“It isn’t,” Herbert replied. “It is about my cousin, Fred Lansing. You have heard of him?”

Louie had heard of him, as a relation of whom Herbert was very proud, but in her excitement she cared to hear nothing more. She wanted to go home, she said; but Herbert pulled farther up the river toward a bed of white lilies, and kept talking to her of Fred and his Aunt Esther, who were coming, with a Miss Blanche Percy, to whom his Uncle Lansing had been guardian, and who lived with his aunt. This Miss Percy, he said, was born in Richmond, where his aunt lived before the war. She once had a twin brother, he had heard, who killed himself, or was killed, or something. They never talked about it. She was a great heiress, and his father would like him to marry her.

At this point Louie began to show a little interest, and looked up quickly, while he continued:

“But that’s absurd. She is as old as Fred, if not older. Boys don’t marry their grandmothers, do they?”

“I should think not,” Louie replied, and her head went up a little more squarely on her shoulders. “When are these fine folks coming?” she asked.

“Before long, I guess, and then there’ll be some grand times in town, you bet. I heard mother say once that if the Lansings ever came here she’d give a party which would astonish the natives. She’d have a brass band and a string band and a caterer and everything O. K., and have people from Worcester and Springfield, and only the very first in town.”
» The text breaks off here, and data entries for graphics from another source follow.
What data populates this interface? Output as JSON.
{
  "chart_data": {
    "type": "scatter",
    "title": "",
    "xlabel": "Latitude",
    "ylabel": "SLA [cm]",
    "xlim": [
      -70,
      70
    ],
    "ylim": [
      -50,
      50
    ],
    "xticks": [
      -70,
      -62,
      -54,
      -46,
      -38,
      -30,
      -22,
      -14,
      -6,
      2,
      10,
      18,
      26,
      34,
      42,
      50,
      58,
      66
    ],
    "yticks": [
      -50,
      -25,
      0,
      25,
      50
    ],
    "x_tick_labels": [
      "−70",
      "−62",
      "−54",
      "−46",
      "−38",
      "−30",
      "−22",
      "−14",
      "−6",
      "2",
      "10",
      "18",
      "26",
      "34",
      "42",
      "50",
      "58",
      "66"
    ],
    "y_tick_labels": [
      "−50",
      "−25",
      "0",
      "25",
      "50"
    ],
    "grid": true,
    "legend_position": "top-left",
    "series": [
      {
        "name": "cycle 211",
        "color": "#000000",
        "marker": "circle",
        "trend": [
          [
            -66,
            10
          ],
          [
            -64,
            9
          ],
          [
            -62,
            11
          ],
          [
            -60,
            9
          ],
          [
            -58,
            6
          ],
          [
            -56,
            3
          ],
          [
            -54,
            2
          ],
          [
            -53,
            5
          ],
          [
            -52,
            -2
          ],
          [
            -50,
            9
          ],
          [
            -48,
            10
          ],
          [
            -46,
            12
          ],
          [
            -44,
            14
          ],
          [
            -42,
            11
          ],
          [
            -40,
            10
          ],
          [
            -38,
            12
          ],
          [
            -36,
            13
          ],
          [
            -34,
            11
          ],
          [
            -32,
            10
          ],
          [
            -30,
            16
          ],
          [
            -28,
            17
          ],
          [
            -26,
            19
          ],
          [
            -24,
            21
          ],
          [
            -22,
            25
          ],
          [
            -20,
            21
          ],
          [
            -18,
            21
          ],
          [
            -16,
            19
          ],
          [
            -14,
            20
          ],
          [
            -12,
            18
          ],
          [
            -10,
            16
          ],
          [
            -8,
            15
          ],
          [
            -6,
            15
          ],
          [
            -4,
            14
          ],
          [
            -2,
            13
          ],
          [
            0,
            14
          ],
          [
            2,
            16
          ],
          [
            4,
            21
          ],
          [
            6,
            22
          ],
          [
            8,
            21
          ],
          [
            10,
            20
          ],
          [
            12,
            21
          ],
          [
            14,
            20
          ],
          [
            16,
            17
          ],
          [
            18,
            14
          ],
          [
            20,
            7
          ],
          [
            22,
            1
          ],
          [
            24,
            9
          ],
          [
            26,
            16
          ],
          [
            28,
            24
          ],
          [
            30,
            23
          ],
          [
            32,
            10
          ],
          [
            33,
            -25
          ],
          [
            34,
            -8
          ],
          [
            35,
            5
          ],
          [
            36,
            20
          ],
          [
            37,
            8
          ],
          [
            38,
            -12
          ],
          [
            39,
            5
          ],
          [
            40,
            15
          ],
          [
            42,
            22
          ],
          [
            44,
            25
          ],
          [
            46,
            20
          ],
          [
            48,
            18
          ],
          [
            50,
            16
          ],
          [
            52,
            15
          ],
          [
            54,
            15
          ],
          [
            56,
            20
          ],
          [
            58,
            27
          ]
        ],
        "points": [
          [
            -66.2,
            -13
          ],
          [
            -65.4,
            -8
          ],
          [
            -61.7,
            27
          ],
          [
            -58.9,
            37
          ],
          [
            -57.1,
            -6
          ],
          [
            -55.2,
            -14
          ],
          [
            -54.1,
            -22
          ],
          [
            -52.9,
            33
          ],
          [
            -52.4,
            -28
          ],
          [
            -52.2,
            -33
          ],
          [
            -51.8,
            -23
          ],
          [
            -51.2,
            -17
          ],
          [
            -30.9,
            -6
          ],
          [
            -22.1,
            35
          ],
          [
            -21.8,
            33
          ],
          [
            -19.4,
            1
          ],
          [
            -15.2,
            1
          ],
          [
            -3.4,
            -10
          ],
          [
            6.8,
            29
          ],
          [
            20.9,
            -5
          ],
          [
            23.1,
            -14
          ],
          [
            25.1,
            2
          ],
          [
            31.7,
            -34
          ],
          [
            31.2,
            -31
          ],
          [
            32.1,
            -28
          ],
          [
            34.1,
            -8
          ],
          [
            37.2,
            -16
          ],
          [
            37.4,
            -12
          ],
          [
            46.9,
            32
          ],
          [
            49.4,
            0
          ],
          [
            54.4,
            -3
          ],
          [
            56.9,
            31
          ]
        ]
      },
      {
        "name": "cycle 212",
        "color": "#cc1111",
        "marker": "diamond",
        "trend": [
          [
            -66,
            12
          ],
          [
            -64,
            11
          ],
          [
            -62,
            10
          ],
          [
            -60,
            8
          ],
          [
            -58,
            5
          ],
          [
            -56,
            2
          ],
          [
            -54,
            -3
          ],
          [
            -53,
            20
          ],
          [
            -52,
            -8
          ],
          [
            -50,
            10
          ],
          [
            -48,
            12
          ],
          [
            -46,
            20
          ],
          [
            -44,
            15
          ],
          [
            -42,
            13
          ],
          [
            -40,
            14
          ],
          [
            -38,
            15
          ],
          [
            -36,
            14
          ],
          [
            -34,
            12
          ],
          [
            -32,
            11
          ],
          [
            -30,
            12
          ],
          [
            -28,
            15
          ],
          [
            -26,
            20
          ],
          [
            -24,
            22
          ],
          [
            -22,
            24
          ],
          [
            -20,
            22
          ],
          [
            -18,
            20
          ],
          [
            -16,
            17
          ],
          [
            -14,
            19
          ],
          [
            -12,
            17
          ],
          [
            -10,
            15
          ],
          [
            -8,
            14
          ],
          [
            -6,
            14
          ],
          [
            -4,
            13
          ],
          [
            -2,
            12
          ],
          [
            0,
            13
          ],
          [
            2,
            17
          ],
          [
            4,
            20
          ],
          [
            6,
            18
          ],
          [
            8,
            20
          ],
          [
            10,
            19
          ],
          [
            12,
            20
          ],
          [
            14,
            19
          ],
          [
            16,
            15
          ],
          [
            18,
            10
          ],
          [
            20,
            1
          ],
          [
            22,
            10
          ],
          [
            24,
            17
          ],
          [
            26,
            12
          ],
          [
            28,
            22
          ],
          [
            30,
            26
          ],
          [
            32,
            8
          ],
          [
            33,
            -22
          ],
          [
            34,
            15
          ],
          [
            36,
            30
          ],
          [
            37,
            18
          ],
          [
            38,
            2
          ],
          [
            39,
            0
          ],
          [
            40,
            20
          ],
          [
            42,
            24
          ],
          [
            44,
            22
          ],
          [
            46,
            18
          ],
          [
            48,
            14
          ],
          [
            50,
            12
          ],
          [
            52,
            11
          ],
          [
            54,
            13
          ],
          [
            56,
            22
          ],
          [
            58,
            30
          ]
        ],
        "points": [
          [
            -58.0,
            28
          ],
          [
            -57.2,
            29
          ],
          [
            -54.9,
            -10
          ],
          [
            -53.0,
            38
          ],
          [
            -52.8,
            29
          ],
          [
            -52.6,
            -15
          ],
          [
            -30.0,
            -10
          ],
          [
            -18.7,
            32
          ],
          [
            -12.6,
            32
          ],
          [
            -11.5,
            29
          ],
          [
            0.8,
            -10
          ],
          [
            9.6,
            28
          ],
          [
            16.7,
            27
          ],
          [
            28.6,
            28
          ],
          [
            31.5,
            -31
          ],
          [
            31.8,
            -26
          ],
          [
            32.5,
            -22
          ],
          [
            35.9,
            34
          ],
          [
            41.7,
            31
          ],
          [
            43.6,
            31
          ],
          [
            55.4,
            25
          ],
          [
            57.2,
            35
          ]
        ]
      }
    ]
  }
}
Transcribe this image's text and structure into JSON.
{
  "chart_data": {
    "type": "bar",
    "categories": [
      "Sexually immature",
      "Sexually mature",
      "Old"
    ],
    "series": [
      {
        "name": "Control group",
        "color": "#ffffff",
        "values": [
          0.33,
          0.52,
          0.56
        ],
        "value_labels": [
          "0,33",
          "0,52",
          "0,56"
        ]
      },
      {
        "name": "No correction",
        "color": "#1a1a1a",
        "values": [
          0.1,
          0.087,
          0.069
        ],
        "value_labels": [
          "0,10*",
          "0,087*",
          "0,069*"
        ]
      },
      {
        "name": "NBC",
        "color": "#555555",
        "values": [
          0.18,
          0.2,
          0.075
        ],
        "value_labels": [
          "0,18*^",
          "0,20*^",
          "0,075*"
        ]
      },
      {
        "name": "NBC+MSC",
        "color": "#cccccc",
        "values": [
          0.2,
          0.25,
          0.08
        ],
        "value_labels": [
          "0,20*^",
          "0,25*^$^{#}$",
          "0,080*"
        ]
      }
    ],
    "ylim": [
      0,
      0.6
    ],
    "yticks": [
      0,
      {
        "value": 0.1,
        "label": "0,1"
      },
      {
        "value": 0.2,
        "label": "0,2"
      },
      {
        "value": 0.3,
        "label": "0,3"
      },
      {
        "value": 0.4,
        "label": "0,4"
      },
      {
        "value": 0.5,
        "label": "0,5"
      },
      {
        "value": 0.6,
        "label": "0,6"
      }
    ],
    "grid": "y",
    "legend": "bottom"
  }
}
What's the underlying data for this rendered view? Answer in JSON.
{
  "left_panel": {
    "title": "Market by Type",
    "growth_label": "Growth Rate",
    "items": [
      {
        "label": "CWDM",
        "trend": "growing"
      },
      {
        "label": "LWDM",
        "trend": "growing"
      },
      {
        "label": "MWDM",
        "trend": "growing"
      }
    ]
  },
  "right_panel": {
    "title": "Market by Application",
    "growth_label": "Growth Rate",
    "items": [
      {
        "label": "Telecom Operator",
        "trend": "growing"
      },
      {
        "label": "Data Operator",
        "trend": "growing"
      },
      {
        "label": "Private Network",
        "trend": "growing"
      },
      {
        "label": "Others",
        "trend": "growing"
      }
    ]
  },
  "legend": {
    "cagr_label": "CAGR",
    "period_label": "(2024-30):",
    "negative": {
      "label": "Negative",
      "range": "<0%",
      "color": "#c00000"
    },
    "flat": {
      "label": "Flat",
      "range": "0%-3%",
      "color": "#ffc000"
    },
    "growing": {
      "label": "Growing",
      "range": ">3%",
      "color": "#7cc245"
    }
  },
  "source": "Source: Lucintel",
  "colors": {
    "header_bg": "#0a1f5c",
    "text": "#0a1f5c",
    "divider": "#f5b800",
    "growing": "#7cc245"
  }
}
“Then I shall not be invited,” Louie said, with a snap in her voice corresponding to the snap in her eyes.

“Why not?” Herbert asked in surprise.

“Because you would not invite the daughter of a gambler to meet your fine friends, and that is what you said my father was,” Louie answered.

“I said nothing of the sort,” Herbert responded hotly. “I told of some hints I wanted to contradict. I am sorry I told you, and I know it isn’t true.”